Not expecting to be faced with shingles, I felt completely out of my depth. I knew what shingles was, and what it meant for adults, but as shingles in children with healthy immune systems is rare, I struggled to find any information or advice for a child of Theo’s age.
That’s why I decided to write this post, because, although rare, children CAN get shingles. It’s something I hope your child never has to deal with, but, if they do, I want to use our experience to help make your experience easier.
Shingles is an infection caused by the varicella-zoster virus, the same virus that causes chicken pox. Even after the chicken pox infection is over, the virus stays dormant inside the nervous system for years before re-occurring as shingles. Shingles is a rash caused by an infection of the nerves below the skin. It typically appears as a stripe of irritated skin and blisters on one side of the chest or back, but it can occur anywhere on the body.

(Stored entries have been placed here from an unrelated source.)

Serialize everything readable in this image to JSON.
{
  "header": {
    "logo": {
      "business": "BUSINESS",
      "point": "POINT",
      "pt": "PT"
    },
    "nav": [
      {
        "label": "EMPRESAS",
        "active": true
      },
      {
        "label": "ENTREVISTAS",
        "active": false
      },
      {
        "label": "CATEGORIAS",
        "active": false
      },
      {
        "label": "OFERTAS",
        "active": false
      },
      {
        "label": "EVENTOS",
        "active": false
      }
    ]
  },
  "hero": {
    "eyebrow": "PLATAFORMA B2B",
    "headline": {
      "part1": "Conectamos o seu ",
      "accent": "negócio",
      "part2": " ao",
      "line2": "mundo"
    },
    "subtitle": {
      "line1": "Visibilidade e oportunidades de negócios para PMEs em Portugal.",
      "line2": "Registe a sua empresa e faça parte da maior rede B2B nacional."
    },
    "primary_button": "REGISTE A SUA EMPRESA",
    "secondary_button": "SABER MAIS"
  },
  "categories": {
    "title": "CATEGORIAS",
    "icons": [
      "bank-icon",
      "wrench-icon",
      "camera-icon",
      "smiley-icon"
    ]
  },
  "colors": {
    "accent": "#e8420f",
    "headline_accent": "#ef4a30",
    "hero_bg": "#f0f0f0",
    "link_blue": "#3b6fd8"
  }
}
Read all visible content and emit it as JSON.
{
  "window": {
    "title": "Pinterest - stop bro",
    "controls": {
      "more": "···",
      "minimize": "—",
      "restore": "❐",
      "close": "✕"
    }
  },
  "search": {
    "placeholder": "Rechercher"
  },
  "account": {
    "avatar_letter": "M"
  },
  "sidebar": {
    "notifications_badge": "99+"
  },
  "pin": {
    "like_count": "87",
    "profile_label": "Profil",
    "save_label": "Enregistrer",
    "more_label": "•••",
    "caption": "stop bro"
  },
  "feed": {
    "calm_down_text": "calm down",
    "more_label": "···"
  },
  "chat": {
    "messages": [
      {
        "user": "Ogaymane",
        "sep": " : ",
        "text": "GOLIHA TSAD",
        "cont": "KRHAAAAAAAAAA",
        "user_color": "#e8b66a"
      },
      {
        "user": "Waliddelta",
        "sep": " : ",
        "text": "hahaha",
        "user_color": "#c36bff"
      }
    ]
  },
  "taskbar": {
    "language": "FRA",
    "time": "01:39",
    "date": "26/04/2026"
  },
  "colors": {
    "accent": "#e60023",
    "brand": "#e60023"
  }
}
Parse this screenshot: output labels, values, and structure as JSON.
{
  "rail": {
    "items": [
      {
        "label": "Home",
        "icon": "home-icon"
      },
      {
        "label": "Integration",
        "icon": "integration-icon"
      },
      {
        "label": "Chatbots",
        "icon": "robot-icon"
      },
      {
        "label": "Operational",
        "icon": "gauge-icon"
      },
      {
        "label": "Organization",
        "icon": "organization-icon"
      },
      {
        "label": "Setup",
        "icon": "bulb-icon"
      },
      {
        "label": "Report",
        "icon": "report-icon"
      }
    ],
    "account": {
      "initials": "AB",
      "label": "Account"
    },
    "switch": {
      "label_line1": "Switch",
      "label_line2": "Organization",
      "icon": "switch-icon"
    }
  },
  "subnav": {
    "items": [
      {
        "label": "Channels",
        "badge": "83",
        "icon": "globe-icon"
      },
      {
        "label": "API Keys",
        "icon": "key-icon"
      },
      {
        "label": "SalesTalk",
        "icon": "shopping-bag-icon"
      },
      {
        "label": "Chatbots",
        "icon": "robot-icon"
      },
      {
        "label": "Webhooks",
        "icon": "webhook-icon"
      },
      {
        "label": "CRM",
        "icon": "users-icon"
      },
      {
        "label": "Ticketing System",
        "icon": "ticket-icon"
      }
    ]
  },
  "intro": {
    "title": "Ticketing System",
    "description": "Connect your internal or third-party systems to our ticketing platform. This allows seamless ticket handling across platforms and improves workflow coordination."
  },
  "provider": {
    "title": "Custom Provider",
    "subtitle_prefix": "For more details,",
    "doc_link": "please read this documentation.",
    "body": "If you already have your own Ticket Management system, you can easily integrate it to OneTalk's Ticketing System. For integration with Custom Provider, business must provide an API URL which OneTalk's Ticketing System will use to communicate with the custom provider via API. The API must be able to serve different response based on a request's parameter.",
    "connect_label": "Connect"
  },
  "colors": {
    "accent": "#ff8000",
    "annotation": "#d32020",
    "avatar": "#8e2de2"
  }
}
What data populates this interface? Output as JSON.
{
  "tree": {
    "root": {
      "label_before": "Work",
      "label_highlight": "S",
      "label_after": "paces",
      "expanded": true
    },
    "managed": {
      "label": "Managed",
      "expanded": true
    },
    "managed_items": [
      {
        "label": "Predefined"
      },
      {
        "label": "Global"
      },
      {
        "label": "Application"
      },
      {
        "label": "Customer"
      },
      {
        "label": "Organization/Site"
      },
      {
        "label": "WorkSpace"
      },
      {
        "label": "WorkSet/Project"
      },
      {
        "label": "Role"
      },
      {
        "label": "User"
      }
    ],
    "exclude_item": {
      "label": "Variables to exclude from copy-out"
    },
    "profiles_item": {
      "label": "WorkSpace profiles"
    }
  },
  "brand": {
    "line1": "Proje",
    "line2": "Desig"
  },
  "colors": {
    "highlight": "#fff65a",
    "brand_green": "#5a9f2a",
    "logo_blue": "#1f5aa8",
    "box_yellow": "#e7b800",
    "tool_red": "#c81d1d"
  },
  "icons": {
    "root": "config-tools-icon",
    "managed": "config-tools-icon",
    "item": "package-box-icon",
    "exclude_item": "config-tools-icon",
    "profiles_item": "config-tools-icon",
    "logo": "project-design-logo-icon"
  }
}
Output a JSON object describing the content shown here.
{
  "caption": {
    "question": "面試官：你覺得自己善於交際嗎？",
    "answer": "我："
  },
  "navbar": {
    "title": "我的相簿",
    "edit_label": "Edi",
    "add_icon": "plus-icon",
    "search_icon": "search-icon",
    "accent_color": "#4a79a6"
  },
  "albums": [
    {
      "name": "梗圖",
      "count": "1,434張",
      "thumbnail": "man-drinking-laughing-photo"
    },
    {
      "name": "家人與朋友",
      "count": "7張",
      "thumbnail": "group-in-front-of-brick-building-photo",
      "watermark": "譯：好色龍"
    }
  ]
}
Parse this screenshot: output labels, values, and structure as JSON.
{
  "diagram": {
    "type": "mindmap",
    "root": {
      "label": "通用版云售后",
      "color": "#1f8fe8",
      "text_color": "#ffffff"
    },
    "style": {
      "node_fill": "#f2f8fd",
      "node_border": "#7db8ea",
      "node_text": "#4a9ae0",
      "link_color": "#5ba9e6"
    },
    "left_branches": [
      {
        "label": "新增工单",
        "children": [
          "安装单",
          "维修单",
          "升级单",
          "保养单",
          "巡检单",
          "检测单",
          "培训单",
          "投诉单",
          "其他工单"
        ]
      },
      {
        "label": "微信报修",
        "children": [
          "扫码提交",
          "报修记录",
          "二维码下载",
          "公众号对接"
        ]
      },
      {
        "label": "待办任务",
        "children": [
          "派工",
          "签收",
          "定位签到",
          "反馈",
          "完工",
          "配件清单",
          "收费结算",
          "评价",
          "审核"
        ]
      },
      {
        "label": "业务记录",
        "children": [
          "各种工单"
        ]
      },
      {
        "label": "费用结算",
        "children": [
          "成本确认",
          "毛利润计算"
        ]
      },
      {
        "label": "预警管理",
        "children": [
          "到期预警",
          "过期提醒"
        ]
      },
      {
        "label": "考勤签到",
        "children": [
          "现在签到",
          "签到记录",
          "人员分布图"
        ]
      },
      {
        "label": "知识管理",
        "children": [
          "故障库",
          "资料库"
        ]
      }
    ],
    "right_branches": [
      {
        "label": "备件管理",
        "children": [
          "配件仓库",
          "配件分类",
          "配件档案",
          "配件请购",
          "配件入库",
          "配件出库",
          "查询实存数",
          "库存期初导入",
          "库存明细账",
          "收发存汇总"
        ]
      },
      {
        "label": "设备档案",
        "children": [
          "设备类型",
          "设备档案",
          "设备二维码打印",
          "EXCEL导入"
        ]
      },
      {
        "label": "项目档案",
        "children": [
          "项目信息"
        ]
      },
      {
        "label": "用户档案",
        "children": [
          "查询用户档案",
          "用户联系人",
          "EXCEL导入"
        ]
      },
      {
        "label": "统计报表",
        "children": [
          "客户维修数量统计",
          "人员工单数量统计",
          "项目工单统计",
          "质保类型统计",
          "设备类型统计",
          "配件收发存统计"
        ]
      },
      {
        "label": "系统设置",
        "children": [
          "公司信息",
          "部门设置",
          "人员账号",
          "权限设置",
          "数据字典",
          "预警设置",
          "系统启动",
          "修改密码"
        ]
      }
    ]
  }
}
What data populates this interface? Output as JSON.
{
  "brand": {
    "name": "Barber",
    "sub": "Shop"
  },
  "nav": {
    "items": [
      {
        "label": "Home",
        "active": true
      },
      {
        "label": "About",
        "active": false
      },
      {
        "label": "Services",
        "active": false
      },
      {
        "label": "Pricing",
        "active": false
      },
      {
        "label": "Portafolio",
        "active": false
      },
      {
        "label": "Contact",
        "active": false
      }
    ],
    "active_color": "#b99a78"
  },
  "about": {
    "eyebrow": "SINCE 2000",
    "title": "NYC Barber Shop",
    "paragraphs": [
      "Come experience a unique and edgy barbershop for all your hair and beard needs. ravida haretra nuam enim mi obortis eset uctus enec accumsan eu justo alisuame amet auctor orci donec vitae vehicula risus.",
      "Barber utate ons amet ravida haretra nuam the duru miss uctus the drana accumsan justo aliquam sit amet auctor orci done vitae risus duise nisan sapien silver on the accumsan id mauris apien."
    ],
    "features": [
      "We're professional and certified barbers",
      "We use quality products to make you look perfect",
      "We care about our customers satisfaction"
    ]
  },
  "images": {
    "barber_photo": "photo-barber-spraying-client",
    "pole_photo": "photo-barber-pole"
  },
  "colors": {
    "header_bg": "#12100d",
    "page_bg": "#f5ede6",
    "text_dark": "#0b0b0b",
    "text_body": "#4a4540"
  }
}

The first symptoms of shingles are usually tingling, itching, and pain in the area where the rash is going to appear. Other symptoms include a fever, headaches, muscle weakness and fatigue.
At first, the rash will appear as red and blotchy. Within a few days, the blisters will appear, this is when you need to be really careful. The blisters (see image below) are painful, and the fluid within the blisters is highly contagious. Those who come into contact with the fluid can get chicken pox if they haven’t had chicken pox before, but it is not possible to catch shingles from someone with shingles.
As long as the rash/blisters remain covered in loose clothing, it is usually fine for both adults and children to continue their daily lives without too much upheaval. Theo was diagnosed during half term, which was great as he was already off school. We still had lots of fun, we just made sure we had pain relief and a thermometer with us at all times. We even visited Africa Alive! which Theo loved, it was a welcome distraction.
If you do need to touch your child’s blisters, always wash your hands thoroughly afterward. Always ensure that other family members do not use the same towels and flannels whilst the rash is healing.
There are many ways you can help your child when they are suffering with chicken pox or shingles. Make sure you keep an eye on their temperature, and medicate appropriately if their temperature is higher than normal. An uncontrolled temperature can cause further implications. If the temperature does not decrease after administering medicine, contact your local GP or pharmacist for advice.
Theo didn’t eat for days when his shingles rash was at its worst. I couldn’t even get any of his favourite prawn cocktail crisps into him – so I knew he was definitely not well! Eventually he accepted soft and/or cold food such as yogurts, so its a good idea to stock up on easy to eat foods if your child is likely to lose their appetite.
And finally, TLC will be required in abundance. Stock up on cuddles, kisses and be prepared for exhaustion. Theo found settling down to sleep a struggle, and once he was asleep, he was usually awake within hours. He was incredibly restless and over tired, which meant that I spent several nights laying awake with him waiting for him to drift off again.
Chicken pox and shingles are hugely unpleasant, especially when unexpected! I really had to think on my feet and do the best I could whilst also trying to spend time with Mia, who was also on half term. Knowing how to help your child when or if they suffer with this horrible virus will help you to be prepared and ease the strain on both you and your child.